BUILDING the infrastructure of bias and discrimination which continues to permeate every aspect of our lives was the work of several generations of unionist and British administrations. It stands to reason, therefore, that undoing the damage wrought by countless decisions made by blinkered mandarins and bigoted ministers will also take time.
Just ask the folks up in Foyle battling (with considerable success, let it be said) to reverse the sectarian sixties decision to locate the North's second university in unionist Coleraine rather than in nationalist Derry.
There were equally egregious actions in Belfast by the old Stormont regime which served to deny nationalists equal opportunity – the locating of the city's industrial base in East Belfast and Mallusk being the most consequential.
However, this uneven allocation of resources also applied to even the most mundane of matters: appointments to public bodies, the selection of public holidays and, indeed, to the playing of games.
For an illustration of the latter we need only to look at the clearly prejudicial policy to under-resource Gaelic sports in Belfast. Indeed, it was Belfast City Council's own report in 2010 which blew the whistle on the extent of this injustice.
At that time, Belfast City Council was providing 107 pitches for soccer but just 18 for Gaelic games. A bias of over five-to-one at a time when Gaelic games were the most in-demand sport in the city. The Council's own study showed that there was an over-provision of 43 soccer pitches and a a shortage of football/hurling/camogie pitches of around 70 pitches.
For the past 15 years, enlightened Council officials and nationalist public representatives in both Belfast City Council and Stormont have been working hard to redress that disparity – and with considerable success.

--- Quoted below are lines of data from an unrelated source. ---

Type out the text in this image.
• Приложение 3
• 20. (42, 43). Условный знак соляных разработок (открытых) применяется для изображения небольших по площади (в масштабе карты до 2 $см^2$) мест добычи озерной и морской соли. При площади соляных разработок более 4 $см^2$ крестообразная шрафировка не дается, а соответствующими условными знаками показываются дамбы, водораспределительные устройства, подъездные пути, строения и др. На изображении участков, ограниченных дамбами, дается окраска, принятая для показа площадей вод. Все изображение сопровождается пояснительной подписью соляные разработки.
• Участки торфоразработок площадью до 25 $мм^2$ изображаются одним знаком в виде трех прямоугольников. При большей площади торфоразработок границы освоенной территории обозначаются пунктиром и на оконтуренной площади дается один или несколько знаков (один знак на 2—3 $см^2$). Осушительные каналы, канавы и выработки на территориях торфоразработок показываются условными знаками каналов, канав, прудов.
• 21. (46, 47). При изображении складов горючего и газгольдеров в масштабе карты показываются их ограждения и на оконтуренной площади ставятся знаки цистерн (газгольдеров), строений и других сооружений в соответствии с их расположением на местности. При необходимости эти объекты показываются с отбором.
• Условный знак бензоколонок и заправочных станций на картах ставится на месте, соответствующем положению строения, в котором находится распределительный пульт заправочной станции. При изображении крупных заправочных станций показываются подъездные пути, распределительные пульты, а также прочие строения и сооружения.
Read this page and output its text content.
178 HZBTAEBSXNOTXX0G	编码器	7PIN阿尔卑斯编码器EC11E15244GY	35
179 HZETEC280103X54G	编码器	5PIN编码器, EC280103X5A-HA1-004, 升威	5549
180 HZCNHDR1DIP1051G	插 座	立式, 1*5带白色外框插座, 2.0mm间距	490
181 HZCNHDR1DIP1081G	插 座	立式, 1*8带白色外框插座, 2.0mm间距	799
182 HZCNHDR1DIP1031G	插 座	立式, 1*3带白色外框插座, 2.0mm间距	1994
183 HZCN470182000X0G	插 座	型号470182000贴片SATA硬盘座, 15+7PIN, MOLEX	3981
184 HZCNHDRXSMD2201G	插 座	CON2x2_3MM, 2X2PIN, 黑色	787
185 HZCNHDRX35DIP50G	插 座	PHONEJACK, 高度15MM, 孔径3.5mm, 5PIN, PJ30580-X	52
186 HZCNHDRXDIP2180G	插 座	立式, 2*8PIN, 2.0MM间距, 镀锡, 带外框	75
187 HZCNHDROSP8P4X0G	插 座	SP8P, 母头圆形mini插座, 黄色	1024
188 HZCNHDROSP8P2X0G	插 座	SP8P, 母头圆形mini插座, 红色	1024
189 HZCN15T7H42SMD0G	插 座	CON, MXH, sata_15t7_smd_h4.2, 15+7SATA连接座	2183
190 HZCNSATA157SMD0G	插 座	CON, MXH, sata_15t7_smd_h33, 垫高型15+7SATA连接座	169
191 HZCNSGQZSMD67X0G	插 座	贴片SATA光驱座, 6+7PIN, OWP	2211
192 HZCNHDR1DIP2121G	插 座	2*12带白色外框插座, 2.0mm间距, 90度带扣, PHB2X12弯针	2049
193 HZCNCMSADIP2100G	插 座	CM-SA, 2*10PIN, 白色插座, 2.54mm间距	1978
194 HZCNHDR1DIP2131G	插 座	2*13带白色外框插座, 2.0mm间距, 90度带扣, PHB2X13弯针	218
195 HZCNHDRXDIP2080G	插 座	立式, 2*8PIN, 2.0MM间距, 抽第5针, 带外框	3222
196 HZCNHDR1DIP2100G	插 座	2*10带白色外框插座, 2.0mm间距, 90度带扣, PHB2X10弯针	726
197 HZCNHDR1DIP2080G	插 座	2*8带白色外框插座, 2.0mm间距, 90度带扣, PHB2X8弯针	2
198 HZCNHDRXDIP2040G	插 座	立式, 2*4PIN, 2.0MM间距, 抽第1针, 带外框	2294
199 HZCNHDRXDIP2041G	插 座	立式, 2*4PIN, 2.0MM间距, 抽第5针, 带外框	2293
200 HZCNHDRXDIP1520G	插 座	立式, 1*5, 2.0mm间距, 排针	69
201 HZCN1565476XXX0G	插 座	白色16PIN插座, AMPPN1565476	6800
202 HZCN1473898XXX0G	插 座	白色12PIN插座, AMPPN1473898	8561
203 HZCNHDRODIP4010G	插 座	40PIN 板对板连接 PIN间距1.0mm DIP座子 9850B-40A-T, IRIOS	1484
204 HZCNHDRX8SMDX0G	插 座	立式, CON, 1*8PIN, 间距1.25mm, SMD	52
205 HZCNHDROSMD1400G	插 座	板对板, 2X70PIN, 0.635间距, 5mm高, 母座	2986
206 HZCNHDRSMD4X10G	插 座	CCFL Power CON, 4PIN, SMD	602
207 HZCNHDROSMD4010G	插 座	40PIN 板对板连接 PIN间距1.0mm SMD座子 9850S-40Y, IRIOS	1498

In fact, many clubs in Belfast which had been fielding teams for over a century only recently became stewards of their own facilities, courtesy of the City Hall 'pitches strategy'. But more, much more, remains to be done to provide equality of provision to Gaelic games.
All of which brings us to the recent decision to take the playing fields at Boucher Road back into the use for which they were created – with one important difference. This time, the facility will be redeveloped to provide two much-needed Gaelic pitches.
The use of playing fields for (the audacity of it!) playing sports has, of course, triggered the usual hostility from unionism. The reality is that Belfast got to the position where it had 128 soccer pitches and just 18 Gaelic pitches because of the actions of unionism. Weakened and drastically reduced in numbers though it might be, the unionist family remains wedded to the mistakes of the past. Thus this week's City Council brake, as a result of a unionist-led revolt, on the decision to transform Boucher Road from a part-time concert site to a full-time sports amenity.
The lesson: reverse-engineering discrimination takes planning, persistence and politics – ultimately votes are what will make the difference. We have no doubt but that our political representatives will take this setback in their stride, strategise and then score again.
For the days of Gaelic games being consigned to the city's bogland, accessible only by winding boreens, and with players changing in the hedgerows, are gone. All that is in play now is how long it will take until the prejudicial practices of the past are kicked into touch.